Quais são suas dicas para os profissionais que sabem que precisam vender valor, e não preço, mas não conseguem de fato fazer isso em seu dia a dia?
Acho que o segredo de uma boa negociação é criar valor e entender que existem aspectos mais importantes que o preço. Hoje em dia, no Brasil, as pessoas ficam muito atentas a fatores como a reputação da empresa e a forma como ela trata e resolve os problemas do consumidor. Eu, por exemplo, não compro de uma empresa que tenha uma nota ruim no site ReclameAqui – por mais barato que seja o produto. Nessa ótica, eu diria que vender somente o preço poderia até parecer uma armadilha porque o cliente pode achar que a baixa qualidade de serviço explica o preço barato.
Como antecipar e evitar objeções?
Sempre se deve ter em mente que a objeção nunca é uma posição, é simplesmente uma reação! Não se deve encarar essas contestações como barreiras, mas, sim, como novas possibilidades de poder persuadir a contraparte.
Como lidar especificamente com objeções a preços?
De forma geral, deve-se contornar a objeção ao preço relativizando-o. Primeiro, é preciso mostrar que o preço não é o ponto mais relevante naquele momento, fazendo uma “torta maior”, como expliquei antes. Segundo, é interessante encontrar uma forma de pagamento que satisfaça o cliente. Se isso não funcionou, um dos artifícios dos vendedores é dividir o valor pela vida do produto/serviço: “Eu sei que, talvez, esse seja um valor alto, mas o você tem a garantia de poder usar o produto por cinco anos, é como se você pagasse dez reais por dia.” Você também pode dizer algo que represente esse valor, como um sanduíche, por exemplo.
Quais são suas dicas finais para quem quer negociar cada vez melhor?

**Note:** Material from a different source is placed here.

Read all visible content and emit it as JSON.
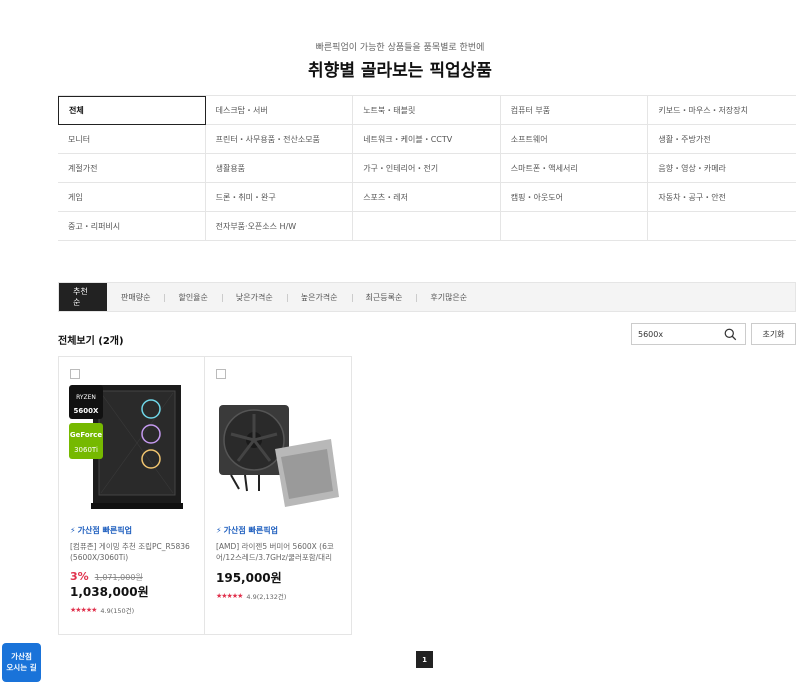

A negociação é uma ciência que não para de ser estudada e pesquisada. A cada dia existem novas escolas e técnicas de negociação. O meu conselho é o de não parar de estudar o assunto. No site da MacNicol (bit.ly/dicas-negociacao) e no nosso LinkedIn (http://bit.ly/linkdin-macnicol), publicamos semanalmente dicas de negociação. Hoje, o mundo é muito mais digital e as formas de negociar estão evoluindo. Precisamos nos atualizar continuamente.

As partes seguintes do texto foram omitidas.